The Gold Contrarian Bet, As Gold Bugs and Paulson Get Slaughtered

November 23, 2013 by Jon C. Ogg

What happens when everyone hates an investment or when everyone likes an investment? A contrarian investor would say it is time to go the other way. Gold has gone from shinola to you know what in 2013. It seems like everyone hates gold or doesn’t want to hear about it anymore. A contrarian might start thinking differently.

So, what is happening so badly in gold? The latest trends from the World Gold Council seem to not offer any great outlook. News came out late this last week that hedge fund manager and billionaire John Paulson has told customers that he would not be buying more gold.

Paulson got rich betting heavily against mortgages and the housing market, when many people just couldn’t get enough of the housing market. He took a very contrarian angle, and this is a bit ironic that such an iconic contrarian might end up being a contrarian indicator at the same time.

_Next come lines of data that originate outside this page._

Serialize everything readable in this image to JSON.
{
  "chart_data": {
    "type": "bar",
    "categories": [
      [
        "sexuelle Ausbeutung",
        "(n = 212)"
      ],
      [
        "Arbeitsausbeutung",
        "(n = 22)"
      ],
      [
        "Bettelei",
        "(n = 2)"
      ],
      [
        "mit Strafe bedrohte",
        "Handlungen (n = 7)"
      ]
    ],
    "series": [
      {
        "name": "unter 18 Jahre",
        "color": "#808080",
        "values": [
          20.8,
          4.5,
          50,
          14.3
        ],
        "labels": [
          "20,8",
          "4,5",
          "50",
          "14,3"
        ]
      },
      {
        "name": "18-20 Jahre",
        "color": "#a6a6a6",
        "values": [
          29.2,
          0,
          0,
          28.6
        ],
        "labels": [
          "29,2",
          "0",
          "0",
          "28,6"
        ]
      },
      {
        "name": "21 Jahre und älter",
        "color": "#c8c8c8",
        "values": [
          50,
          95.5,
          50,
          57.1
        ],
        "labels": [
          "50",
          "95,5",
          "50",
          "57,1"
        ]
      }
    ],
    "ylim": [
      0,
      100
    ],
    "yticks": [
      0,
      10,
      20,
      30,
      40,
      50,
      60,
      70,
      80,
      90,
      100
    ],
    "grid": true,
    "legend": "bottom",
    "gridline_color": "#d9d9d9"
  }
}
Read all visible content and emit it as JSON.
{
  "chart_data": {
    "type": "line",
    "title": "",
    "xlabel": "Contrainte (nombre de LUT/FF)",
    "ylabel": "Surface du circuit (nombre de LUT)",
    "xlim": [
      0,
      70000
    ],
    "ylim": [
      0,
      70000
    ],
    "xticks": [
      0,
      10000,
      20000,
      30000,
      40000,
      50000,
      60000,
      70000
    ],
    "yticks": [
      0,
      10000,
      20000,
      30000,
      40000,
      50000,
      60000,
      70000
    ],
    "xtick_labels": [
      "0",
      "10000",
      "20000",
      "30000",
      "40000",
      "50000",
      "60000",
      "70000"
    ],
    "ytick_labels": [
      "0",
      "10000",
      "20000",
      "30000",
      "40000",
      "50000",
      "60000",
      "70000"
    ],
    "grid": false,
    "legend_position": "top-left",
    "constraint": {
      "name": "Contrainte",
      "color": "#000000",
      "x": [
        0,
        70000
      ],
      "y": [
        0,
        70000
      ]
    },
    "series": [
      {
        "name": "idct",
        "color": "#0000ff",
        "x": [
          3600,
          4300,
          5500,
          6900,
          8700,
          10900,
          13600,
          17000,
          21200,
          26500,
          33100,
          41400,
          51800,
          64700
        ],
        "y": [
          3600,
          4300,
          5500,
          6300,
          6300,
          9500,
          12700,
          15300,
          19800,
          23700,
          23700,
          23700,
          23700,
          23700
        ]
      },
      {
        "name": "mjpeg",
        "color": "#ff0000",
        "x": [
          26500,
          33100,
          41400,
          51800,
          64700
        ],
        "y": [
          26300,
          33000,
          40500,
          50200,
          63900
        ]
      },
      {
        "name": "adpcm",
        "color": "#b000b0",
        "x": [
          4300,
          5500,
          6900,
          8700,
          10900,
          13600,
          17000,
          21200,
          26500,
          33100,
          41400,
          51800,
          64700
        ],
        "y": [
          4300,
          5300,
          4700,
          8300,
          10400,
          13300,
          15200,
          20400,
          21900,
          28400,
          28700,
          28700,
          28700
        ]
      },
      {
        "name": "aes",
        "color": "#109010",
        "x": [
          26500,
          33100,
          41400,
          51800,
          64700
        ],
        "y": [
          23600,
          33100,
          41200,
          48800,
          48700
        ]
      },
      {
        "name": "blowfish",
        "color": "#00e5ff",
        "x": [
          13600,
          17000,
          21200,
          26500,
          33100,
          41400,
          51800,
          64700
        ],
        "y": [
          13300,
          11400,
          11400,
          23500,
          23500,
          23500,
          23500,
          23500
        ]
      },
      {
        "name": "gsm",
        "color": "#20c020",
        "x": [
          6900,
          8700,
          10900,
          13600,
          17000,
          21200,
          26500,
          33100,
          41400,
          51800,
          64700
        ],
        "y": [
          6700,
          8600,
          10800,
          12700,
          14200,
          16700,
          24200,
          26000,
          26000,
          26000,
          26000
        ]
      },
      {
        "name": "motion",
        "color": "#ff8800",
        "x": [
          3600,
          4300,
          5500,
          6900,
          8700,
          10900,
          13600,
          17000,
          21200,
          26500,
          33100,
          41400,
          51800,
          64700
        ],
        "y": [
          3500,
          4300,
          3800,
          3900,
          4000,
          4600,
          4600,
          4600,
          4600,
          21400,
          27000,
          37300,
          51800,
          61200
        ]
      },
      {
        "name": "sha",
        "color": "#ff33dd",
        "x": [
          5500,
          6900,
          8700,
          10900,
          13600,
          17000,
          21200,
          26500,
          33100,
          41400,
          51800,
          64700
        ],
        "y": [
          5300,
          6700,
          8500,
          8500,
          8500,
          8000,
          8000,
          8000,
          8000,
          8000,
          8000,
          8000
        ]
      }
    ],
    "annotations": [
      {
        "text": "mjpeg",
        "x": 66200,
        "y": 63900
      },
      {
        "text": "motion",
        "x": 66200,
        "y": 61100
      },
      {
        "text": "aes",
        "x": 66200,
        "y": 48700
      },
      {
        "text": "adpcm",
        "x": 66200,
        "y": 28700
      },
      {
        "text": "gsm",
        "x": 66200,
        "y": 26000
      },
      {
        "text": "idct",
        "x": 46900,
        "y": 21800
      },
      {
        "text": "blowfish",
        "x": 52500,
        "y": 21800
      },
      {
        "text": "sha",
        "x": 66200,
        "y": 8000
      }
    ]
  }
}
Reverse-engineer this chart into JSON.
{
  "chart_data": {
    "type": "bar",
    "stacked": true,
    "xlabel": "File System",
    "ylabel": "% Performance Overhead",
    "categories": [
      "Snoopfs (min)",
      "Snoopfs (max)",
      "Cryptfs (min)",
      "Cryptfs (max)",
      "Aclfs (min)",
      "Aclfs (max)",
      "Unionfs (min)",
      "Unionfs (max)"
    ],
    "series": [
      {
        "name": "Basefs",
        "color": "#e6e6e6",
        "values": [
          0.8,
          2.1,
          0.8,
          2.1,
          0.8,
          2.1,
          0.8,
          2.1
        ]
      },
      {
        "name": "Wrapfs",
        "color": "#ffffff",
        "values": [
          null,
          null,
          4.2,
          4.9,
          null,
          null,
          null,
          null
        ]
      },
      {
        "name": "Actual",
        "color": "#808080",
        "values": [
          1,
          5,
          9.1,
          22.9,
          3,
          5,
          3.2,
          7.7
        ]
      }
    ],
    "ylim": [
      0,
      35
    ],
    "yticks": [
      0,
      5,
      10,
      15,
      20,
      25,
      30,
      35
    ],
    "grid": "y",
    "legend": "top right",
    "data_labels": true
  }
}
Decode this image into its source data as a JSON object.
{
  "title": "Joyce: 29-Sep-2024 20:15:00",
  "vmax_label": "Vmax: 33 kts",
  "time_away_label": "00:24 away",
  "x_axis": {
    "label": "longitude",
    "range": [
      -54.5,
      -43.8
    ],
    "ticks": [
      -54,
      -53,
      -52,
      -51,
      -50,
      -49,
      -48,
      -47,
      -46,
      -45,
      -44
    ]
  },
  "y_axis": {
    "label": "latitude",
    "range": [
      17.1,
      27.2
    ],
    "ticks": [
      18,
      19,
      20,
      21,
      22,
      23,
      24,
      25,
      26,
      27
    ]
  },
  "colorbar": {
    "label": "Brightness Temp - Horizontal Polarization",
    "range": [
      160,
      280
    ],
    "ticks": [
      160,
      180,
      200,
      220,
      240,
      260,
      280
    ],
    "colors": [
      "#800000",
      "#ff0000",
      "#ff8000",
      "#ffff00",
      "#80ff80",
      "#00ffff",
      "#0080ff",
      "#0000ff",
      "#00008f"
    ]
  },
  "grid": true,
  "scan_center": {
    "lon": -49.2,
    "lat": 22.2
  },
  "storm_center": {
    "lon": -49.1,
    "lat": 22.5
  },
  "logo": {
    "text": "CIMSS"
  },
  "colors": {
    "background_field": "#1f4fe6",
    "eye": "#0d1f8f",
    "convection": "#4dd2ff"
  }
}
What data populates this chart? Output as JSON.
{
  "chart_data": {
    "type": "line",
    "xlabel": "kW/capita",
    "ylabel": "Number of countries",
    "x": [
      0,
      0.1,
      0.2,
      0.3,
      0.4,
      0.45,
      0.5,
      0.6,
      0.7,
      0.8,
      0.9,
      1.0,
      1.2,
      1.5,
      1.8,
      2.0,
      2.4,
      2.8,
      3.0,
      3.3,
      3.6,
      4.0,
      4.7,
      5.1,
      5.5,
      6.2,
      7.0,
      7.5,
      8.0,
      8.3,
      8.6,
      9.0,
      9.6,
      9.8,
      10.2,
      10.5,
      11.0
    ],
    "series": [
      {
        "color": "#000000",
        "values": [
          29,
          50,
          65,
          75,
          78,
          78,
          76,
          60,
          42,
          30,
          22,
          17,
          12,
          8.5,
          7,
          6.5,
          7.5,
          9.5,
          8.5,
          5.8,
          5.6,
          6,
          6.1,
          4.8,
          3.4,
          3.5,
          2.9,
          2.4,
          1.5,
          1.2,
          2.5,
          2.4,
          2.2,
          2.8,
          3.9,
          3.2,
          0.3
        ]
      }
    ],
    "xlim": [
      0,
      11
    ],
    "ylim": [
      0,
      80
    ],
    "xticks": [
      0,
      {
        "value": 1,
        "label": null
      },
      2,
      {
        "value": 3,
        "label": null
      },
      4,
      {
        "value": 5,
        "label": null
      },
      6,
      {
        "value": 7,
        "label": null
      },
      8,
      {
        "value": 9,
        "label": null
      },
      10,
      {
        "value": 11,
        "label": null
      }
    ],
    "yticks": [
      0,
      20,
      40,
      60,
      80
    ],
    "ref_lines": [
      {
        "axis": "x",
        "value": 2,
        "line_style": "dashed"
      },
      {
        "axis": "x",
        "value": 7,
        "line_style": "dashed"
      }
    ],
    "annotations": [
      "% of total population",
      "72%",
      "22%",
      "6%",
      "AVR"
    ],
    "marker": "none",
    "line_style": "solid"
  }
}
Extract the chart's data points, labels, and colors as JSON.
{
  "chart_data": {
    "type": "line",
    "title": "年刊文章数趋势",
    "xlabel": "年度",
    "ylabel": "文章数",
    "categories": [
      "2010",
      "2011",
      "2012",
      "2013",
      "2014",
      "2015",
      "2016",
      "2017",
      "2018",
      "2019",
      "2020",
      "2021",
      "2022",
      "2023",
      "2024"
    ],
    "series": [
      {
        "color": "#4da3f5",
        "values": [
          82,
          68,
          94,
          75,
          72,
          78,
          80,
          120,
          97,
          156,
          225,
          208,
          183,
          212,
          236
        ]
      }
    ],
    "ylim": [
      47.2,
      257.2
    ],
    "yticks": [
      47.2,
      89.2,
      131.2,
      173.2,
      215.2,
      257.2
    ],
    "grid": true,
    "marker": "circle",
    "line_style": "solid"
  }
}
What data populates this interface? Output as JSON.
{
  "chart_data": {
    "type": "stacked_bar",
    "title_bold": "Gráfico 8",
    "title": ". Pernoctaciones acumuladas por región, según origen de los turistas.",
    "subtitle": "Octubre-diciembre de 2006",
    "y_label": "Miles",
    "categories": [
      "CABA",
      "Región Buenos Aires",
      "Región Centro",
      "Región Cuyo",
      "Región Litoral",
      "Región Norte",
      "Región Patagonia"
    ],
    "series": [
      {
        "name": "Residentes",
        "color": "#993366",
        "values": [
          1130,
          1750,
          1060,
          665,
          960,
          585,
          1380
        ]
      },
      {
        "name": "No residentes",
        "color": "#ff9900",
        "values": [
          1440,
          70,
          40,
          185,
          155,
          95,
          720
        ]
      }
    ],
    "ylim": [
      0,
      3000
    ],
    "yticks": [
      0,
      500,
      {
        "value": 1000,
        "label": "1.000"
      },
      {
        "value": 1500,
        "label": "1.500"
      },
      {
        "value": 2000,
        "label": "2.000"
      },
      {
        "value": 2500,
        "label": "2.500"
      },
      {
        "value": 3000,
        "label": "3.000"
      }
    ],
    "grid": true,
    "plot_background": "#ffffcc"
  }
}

Take the case of the Market Vectors Gold Miners ETF (NYSE: GDX). The chart appears to be at a five-year low after peaking in 2011. This ETF is on the miners rather than gold itself, but it signals peak selling in the entire group of those who go out and mine that gold for the world. This ETF is down by two-thirds from its peak. It is hard to believe, but the miners are now close to challenging their panic-selling troughs from late in 2008 and early in 2009.

Then the SPDR Gold Shares (NYSE: GLD) is not at 5-year lows. In fact, it is still up about 50% from its lows even if it has lost one-third of its value from the 2011 peak. This ETF, or trust, is still close to 10.23 million shares in Paulson Management’s portfolio. The value of this entire trust was $34.3 billion based upon holding 856.71 tonnes of gold.

The reality is that most people who are telling you to still buy gold are doing it because of the fundamental reasons or based upon charts. Central banks are printing endless money. Interest rates are super low. Currencies have lower intrinsic value. Strong chart support is within 5% of the current price. And on and on.

We are not telling you to buy gold, but a true contrarian would be keeping his or her eyes open on the hunt.